I am trying to calculate the gene coverage of specific genes in a BAM file. I have a list of genes with thier start and end positions in a BED file. I would essentially like to know the number of overlaps for each gene and how well it is covered.
My bed file looks like this:
track name="tb_ncbiRefSeqCurated" description="table browser query on ncbiRefSeqCurated" visibility=3 url= chr10 100042192 100081869 NM_001308.3 CPN1 chr10 100150093 100186029 NM_006459.4 ERLIN1 chr10 100188299 100229596 NM_001278.5 CHUK chr10 100232297 100267638 NM_001303405.2 CWF19L1 chr10 100523728 100529923 NM_001284368.1 NDUFB8 chr10 100523739 100529871 NM_001284367.2 NDUFB8 chr10 100735395 100747437 NM_001374303.1 PAX2 chr10 100735395 100829944 NM_001304569.2 PAX2
I have tried to covert the bam file to a bed file and then used bedmap to obtain this, but I dont get the fraction of coverage.

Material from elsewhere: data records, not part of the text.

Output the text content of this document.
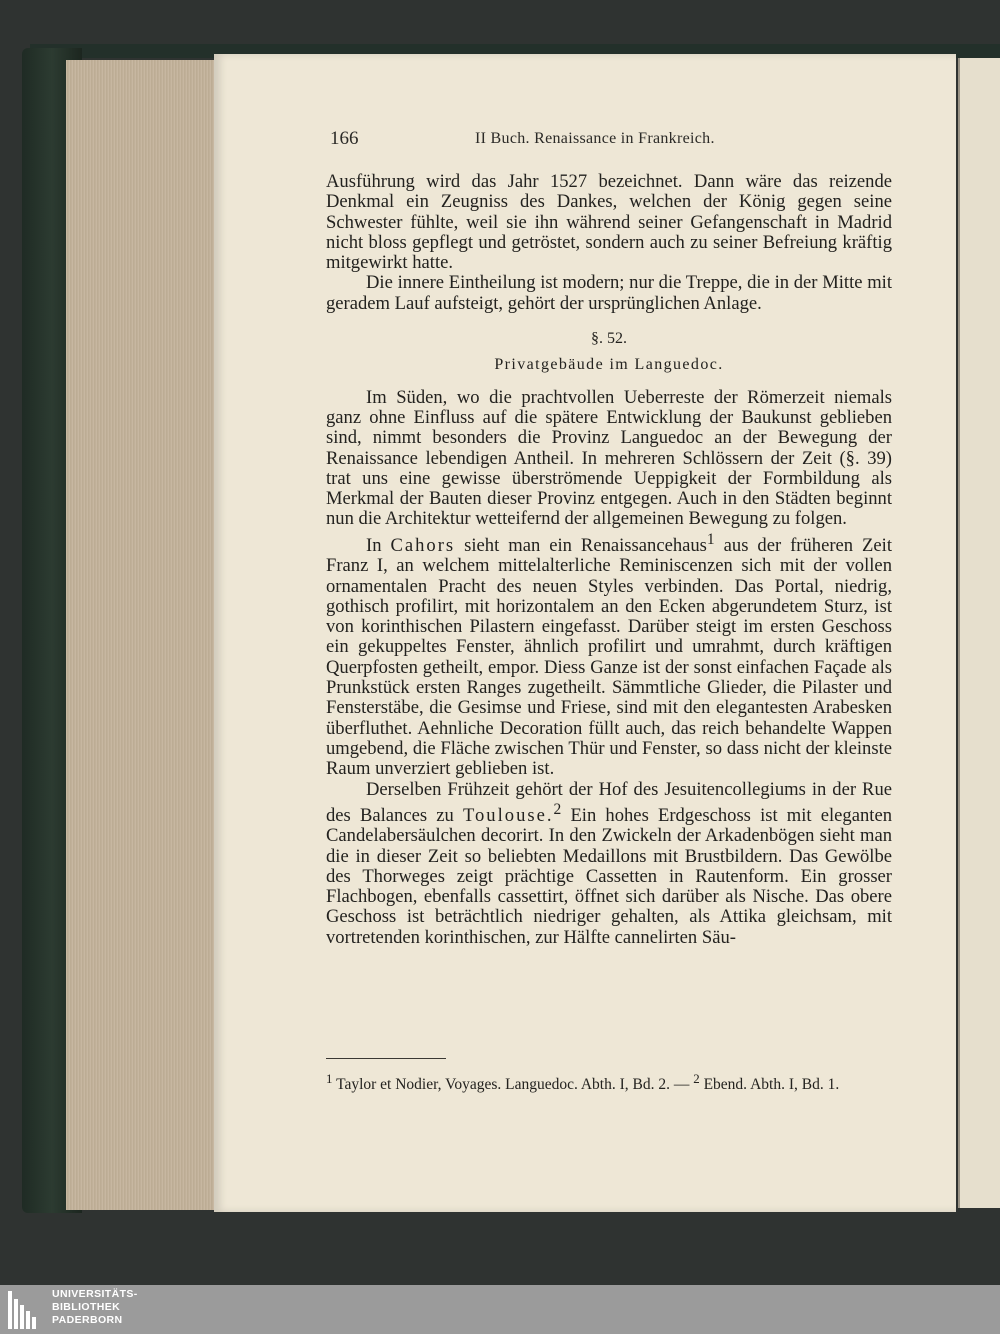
166	II Buch. Renaissance in Frankreich.

Ausführung wird das Jahr 1527 bezeichnet. Dann wäre das reizende Denkmal ein Zeugniss des Dankes, welchen der König gegen seine Schwester fühlte, weil sie ihn während seiner Gefangenschaft in Madrid nicht bloss gepflegt und getröstet, sondern auch zu seiner Befreiung kräftig mitgewirkt hatte.

Die innere Eintheilung ist modern; nur die Treppe, die in der Mitte mit geradem Lauf aufsteigt, gehört der ursprünglichen Anlage.

§. 52.
Privatgebäude im Languedoc.

Im Süden, wo die prachtvollen Ueberreste der Römerzeit niemals ganz ohne Einfluss auf die spätere Entwicklung der Baukunst geblieben sind, nimmt besonders die Provinz Languedoc an der Bewegung der Renaissance lebendigen Antheil. In mehreren Schlössern der Zeit (§. 39) trat uns eine gewisse überströmende Ueppigkeit der Formbildung als Merkmal der Bauten dieser Provinz entgegen. Auch in den Städten beginnt nun die Architektur wetteifernd der allgemeinen Bewegung zu folgen.

In Cahors sieht man ein Renaissancehaus$^1$ aus der früheren Zeit Franz I, an welchem mittelalterliche Reminiscenzen sich mit der vollen ornamentalen Pracht des neuen Styles verbinden. Das Portal, niedrig, gothisch profilirt, mit horizontalem an den Ecken abgerundetem Sturz, ist von korinthischen Pilastern eingefasst. Darüber steigt im ersten Geschoss ein gekuppeltes Fenster, ähnlich profilirt und umrahmt, durch kräftigen Querpfosten getheilt, empor. Diess Ganze ist der sonst einfachen Façade als Prunkstück ersten Ranges zugetheilt. Sämmtliche Glieder, die Pilaster und Fensterstäbe, die Gesimse und Friese, sind mit den elegantesten Arabesken überfluthet. Aehnliche Decoration füllt auch, das reich behandelte Wappen umgebend, die Fläche zwischen Thür und Fenster, so dass nicht der kleinste Raum unverziert geblieben ist.

Derselben Frühzeit gehört der Hof des Jesuitencollegiums in der Rue des Balances zu Toulouse.$^2$ Ein hohes Erdgeschoss ist mit eleganten Candelabersäulchen decorirt. In den Zwickeln der Arkadenbögen sieht man die in dieser Zeit so beliebten Medaillons mit Brustbildern. Das Gewölbe des Thorweges zeigt prächtige Cassetten in Rautenform. Ein grosser Flachbogen, ebenfalls cassettirt, öffnet sich darüber als Nische. Das obere Geschoss ist beträchtlich niedriger gehalten, als Attika gleichsam, mit vortretenden korinthischen, zur Hälfte cannelirten Säu-

$^1$ Taylor et Nodier, Voyages. Languedoc. Abth. I, Bd. 2. — $^2$ Ebend. Abth. I, Bd. 1.
UNIVERSITÄTS-
BIBLIOTHEK
PADERBORN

This is the code I used:
bam2bed <../../bam_files/NA12878-200304612B-v15-450-Rep10_35x.bam | bedmap --delim '\t' --echo --count --bases-uniq --bases-uniq-f --echo-ref-size --mean ../../../reference_genes/5_selectedCols_mendel_genes - > test_bed
I get an output that looks like this:
chr10 100150093 100186029 NM_006459.4 ERLIN1 0 0 0.000000 35936 NAN chr10 100188299 100229596 NM_001278.5 CHUK 0 0 0.000000 41297 NAN chr10 100232297 100267638 NM_001303405.2 CWF19L1 0 0 0.000000 35341 NAN chr10 100523728 100529923 NM_001284368.1 NDUFB8 0 0 0.000000 6195 NAN chr10 100523739 100529871 NM_001284367.2 NDUFB8 0 0 0.000000 6132 NAN chr10 100735395 100747437 NM_001374303.1 PAX2 0 0 0.000000 12042 NAN chr10 100735395 100829944 NM_001304569.2 PAX2 0 0 0.000000 94549 NAN chr10 100745581 100829944 NM_003989.5 PAX2 0 0 0.000000 84363 NAN
The counts and the fraction of bases are not calculated.
Could you help me to find a better solution. I am sure this has been done before but I just cant find it.